Add support for jamba model with Liger Kernel
Summary
Add support for jamba model with Liger Kernel. The following ops can be patched with Liger kernel:
- RMSNorm
- cross_entropy
- swiglu
- lce_forward
Testing Done
- Hardware Type: A100-80G-PCIe
- [x] run
make testto ensure correctness - [x] run
make checkstyleto ensure code style - [x] run
make test-convergenceto ensure convergence
CI is failing, we probably need to set use_mamba_kernels=False in the tests? Or install mamba-ssm in GPU CI
pip install . '[dev]' fails for this PR after mamba-ssm into the dependecies. The reason is that mamba-ssm has a bug in its setup.py that makes it not PEP 517 compliant(basically torch, packaging, wheel has to be installed before pip install mamba-ssm runs, otherwise it complains no module found error).
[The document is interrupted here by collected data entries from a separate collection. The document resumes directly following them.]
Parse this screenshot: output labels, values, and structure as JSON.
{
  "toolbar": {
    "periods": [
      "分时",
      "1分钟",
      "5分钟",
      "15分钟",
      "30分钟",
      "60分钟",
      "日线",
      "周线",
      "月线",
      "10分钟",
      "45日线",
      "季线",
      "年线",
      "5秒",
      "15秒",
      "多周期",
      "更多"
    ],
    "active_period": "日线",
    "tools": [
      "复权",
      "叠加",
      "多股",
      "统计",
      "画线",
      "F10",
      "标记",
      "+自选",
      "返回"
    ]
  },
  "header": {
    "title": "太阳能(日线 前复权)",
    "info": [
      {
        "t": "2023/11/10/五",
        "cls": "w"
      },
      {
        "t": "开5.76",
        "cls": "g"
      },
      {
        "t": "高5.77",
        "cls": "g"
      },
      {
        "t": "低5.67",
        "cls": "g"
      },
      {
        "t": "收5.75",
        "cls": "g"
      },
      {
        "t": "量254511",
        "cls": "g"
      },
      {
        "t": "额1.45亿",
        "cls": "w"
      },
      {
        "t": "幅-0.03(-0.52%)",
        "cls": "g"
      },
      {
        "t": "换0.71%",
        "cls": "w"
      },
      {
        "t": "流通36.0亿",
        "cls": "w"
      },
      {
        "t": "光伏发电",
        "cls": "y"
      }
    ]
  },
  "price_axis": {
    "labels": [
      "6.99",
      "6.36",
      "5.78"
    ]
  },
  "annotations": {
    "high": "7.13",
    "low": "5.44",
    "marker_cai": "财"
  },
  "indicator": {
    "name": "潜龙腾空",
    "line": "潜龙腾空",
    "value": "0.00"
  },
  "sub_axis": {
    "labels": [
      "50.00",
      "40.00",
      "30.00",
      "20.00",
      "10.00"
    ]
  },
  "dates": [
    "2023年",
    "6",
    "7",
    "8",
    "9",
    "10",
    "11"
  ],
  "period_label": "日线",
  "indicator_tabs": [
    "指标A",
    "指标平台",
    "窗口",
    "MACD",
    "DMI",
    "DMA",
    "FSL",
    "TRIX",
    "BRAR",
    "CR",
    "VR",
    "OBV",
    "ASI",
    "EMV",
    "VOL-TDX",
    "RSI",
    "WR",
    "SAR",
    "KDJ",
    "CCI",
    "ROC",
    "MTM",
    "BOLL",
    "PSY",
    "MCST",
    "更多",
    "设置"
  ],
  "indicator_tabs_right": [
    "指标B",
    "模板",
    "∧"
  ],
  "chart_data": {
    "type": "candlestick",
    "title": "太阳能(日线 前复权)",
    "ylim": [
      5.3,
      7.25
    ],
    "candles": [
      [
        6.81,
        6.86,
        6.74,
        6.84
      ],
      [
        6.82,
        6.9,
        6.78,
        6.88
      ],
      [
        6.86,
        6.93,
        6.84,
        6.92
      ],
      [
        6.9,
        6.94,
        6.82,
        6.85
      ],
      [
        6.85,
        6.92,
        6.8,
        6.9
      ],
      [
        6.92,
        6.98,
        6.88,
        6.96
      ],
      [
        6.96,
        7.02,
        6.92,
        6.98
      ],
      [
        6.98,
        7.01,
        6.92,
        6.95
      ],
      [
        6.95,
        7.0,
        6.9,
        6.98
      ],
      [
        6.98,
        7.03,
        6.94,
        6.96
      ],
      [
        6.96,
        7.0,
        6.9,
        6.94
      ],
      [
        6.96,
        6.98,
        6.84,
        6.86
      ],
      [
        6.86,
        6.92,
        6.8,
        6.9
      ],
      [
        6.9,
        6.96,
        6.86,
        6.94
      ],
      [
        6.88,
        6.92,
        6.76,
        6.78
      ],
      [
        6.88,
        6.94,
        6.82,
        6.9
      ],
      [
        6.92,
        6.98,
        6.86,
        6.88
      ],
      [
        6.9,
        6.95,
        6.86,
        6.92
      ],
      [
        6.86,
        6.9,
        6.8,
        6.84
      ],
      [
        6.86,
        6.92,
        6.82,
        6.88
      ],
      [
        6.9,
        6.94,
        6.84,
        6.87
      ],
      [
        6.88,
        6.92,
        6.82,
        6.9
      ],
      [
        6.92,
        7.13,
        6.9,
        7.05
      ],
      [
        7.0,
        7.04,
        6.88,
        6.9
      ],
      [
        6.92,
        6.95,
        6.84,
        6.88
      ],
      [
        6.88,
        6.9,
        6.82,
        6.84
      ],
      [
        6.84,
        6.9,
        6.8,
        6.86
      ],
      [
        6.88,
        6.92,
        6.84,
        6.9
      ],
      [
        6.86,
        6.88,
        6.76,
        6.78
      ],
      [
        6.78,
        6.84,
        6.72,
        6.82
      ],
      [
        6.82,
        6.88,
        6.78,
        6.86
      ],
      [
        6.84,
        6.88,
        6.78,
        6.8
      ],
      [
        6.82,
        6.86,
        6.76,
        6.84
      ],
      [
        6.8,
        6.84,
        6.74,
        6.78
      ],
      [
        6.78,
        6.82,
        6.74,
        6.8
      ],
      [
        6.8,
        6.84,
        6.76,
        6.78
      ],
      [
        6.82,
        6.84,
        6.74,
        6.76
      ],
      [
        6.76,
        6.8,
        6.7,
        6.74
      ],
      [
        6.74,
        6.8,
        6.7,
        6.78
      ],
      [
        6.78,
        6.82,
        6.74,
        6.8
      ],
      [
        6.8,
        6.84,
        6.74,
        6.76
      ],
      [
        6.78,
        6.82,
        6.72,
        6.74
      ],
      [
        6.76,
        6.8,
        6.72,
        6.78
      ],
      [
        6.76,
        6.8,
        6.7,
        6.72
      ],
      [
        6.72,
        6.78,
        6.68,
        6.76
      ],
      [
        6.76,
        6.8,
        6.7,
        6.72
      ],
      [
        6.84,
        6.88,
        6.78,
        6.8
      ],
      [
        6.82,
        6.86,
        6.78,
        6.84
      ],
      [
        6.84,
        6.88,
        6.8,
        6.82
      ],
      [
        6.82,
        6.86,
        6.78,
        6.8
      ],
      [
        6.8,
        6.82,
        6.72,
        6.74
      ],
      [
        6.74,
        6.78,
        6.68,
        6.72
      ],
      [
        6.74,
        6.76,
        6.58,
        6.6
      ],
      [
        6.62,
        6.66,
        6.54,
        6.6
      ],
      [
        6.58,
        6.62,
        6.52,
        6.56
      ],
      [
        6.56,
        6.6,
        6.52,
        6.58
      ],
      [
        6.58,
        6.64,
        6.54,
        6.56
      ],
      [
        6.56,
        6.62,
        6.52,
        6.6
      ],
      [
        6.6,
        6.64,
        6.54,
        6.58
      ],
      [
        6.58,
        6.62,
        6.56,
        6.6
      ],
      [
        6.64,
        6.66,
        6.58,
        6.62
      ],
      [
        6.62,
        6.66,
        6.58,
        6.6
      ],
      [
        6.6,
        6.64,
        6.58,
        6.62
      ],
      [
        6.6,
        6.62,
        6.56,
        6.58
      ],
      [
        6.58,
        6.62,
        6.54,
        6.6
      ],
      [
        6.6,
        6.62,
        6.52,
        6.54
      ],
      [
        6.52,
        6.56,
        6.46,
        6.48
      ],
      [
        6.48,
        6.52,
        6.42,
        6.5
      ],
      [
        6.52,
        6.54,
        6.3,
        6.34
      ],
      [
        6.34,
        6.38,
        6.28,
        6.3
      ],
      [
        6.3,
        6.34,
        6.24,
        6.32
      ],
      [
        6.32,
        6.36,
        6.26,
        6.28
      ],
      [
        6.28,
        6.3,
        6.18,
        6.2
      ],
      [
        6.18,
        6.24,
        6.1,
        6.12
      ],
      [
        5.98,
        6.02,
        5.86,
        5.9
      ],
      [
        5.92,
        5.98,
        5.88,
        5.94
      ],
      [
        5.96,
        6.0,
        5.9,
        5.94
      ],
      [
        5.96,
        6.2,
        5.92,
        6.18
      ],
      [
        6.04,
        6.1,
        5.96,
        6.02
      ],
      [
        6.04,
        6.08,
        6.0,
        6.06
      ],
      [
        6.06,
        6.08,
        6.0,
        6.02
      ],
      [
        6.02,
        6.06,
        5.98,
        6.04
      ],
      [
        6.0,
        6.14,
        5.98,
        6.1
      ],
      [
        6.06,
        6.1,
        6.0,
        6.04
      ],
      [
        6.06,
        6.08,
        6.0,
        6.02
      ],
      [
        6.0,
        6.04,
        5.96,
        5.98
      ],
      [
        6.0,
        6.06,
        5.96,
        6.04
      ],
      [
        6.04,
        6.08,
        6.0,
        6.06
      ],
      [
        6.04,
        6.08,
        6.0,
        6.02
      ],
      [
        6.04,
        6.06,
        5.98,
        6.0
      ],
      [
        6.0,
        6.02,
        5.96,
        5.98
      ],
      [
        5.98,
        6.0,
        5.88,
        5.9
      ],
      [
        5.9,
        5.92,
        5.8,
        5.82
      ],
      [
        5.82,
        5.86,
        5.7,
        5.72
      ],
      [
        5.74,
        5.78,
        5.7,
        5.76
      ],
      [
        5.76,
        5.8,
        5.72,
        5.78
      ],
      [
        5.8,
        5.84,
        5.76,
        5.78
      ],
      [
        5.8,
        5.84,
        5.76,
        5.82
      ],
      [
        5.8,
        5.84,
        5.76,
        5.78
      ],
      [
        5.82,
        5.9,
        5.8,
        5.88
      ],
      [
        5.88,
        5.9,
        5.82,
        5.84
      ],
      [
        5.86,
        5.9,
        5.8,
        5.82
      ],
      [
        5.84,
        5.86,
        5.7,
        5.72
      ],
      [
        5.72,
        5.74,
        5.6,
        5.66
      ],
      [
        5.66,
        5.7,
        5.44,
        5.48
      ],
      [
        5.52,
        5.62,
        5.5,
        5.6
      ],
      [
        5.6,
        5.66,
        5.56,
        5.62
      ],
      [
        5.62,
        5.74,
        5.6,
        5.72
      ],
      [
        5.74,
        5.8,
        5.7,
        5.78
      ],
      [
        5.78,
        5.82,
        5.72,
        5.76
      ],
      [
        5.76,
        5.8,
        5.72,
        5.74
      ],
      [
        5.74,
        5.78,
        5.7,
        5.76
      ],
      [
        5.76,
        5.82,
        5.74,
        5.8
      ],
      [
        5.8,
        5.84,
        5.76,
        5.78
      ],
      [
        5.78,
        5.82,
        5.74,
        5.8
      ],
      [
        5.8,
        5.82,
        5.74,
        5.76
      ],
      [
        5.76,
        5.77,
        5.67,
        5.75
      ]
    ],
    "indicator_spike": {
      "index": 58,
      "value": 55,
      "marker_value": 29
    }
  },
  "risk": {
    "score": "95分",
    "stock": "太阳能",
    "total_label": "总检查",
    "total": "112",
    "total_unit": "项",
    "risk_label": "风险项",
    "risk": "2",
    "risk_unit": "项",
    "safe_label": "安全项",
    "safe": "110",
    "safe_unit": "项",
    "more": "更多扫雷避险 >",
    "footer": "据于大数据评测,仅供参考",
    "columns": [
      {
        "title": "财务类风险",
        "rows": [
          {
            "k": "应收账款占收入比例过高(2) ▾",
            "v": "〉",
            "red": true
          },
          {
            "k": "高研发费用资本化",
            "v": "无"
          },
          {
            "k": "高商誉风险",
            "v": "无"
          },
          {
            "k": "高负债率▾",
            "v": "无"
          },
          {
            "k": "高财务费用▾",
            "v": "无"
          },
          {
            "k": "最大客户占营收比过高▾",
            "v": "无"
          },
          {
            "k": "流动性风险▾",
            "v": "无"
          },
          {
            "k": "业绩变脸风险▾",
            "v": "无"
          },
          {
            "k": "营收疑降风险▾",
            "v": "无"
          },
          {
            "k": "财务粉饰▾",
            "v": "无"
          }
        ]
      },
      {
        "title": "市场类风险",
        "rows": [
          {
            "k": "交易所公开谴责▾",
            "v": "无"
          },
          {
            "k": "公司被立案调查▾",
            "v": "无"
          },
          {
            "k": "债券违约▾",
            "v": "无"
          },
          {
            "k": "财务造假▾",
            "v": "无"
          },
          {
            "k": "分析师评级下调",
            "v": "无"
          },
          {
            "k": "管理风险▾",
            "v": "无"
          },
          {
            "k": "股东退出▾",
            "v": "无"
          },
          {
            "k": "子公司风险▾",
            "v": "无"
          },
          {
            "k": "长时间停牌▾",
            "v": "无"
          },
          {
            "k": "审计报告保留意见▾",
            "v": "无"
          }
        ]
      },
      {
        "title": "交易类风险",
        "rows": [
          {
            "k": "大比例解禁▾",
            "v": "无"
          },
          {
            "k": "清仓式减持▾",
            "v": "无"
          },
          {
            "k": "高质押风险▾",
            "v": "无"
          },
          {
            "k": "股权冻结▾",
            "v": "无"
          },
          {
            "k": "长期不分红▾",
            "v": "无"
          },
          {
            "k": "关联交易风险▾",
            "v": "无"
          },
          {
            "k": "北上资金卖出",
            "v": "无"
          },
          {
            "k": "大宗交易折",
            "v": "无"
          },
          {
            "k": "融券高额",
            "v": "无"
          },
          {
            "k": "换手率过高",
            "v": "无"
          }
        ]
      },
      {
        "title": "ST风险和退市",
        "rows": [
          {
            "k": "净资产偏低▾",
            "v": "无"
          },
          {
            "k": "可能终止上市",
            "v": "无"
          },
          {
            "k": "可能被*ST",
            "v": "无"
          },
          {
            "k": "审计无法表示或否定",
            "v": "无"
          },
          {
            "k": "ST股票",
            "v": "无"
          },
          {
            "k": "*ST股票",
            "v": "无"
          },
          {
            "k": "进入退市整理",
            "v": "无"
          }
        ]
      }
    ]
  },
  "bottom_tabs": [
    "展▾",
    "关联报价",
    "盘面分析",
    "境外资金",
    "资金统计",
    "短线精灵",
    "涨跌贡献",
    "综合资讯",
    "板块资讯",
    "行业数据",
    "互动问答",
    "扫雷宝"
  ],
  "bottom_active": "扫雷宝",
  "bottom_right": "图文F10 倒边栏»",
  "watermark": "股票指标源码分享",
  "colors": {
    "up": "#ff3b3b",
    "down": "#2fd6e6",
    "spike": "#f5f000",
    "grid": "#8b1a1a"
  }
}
Similar situation applies to causal-conv1d.
There are fixes done on both repo, but never gets merged in or released:
- https://github.com/state-spaces/mamba/pull/402#issuecomment-2283915089
- https://github.com/Dao-AILab/causal-conv1d/pull/26
My current solution is to comment out the tests until the above issues are fixed. However, I have run the convergence test locally. Any other suggestion is highly welcomed.
No activities for a long time. Closing this PR. Feel free to create a new PR if there are progress. Thanks!